16.10.2017
FR
Journal officiel de l'Union européenne
C 347/43
Recours introduit le 9 août 2017 — Abdulkarim/Conseil
(Affaire T-559/17)
(2017/C 347/57)
Langue de procédure: le français
Parties
Partie requérante: Mouhamad Wael Abdulkarim (Dubai, Émirats arabes unis) (représentants: J.-P. Buyle et L. Cloquet, avocats)
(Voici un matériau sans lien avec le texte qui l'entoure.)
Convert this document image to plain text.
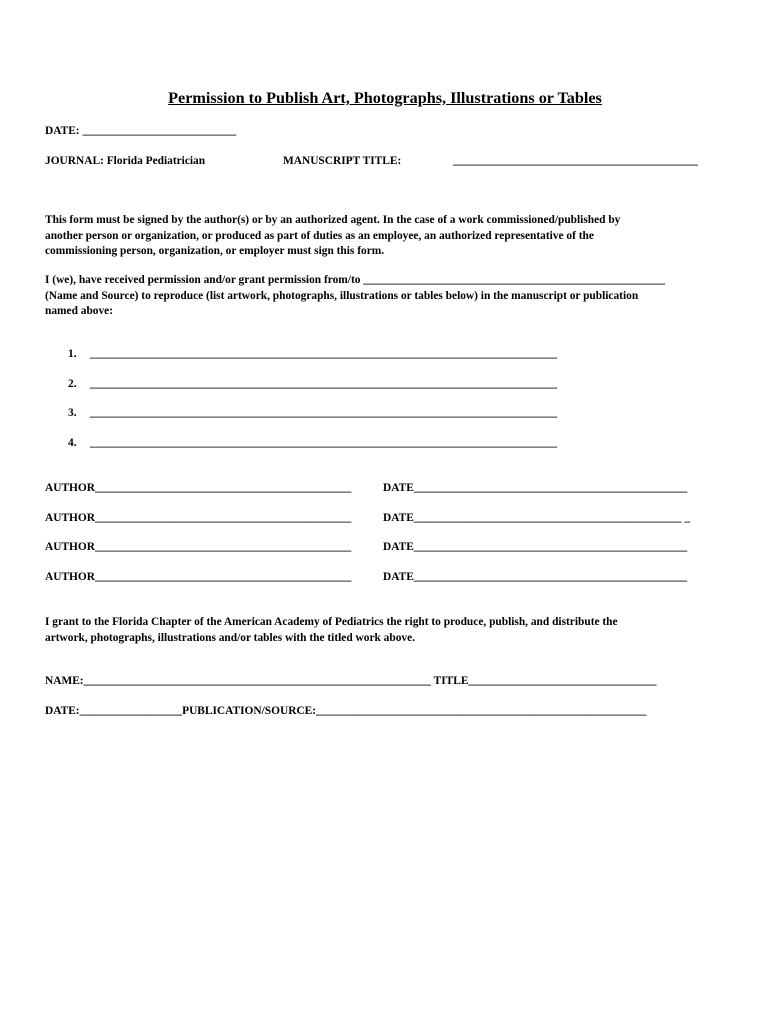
Permission to Publish Art, Photographs, Illustrations or Tables
DATE: ___________________________
JOURNAL: Florida Pediatrician	MANUSCRIPT TITLE:	___________________________________________

This form must be signed by the author(s) or by an authorized agent. In the case of a work commissioned/published by

another person or organization, or produced as part of duties as an employee, an authorized representative of the

commissioning person, organization, or employer must sign this form.

I (we), have received permission and/or grant permission from/to _____________________________________________________

(Name and Source) to reproduce (list artwork, photographs, illustrations or tables below) in the manuscript or publication

named above:

1. __________________________________________________________________________________
2. __________________________________________________________________________________
3. __________________________________________________________________________________
4. __________________________________________________________________________________
AUTHOR_____________________________________________	DATE________________________________________________
AUTHOR_____________________________________________	DATE_______________________________________________ _
AUTHOR_____________________________________________	DATE________________________________________________
AUTHOR_____________________________________________	DATE________________________________________________

I grant to the Florida Chapter of the American Academy of Pediatrics the right to produce, publish, and distribute the

artwork, photographs, illustrations and/or tables with the titled work above.

NAME:_____________________________________________________________ TITLE_________________________________
DATE:__________________PUBLICATION/SOURCE:__________________________________________________________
Partie défenderesse: Conseil de l’Union européenne
Conclusions
La partie requérante conclut à ce qu’il plaise au Tribunal:
—
annuler la décision (PESC) 2017/917 du Conseil du 29 mai 2017 modifiant la décision 2013/255/PESC concernant des mesures restrictives à l’encontre de la Syrie, en ce qui concerne le requérant;
—
annuler le règlement d’exécution (UE) 2017/907 du Conseil, du 29 mai 2017, mettant en œuvre le règlement (UE) no 36/2012 concernant des mesures restrictives en raison de la situation en Syrie, en ce qui concerne le requérant;
—
condamner le Conseil aux entiers frais et dépens de l’instance, en ce compris ceux exposés par le requérant.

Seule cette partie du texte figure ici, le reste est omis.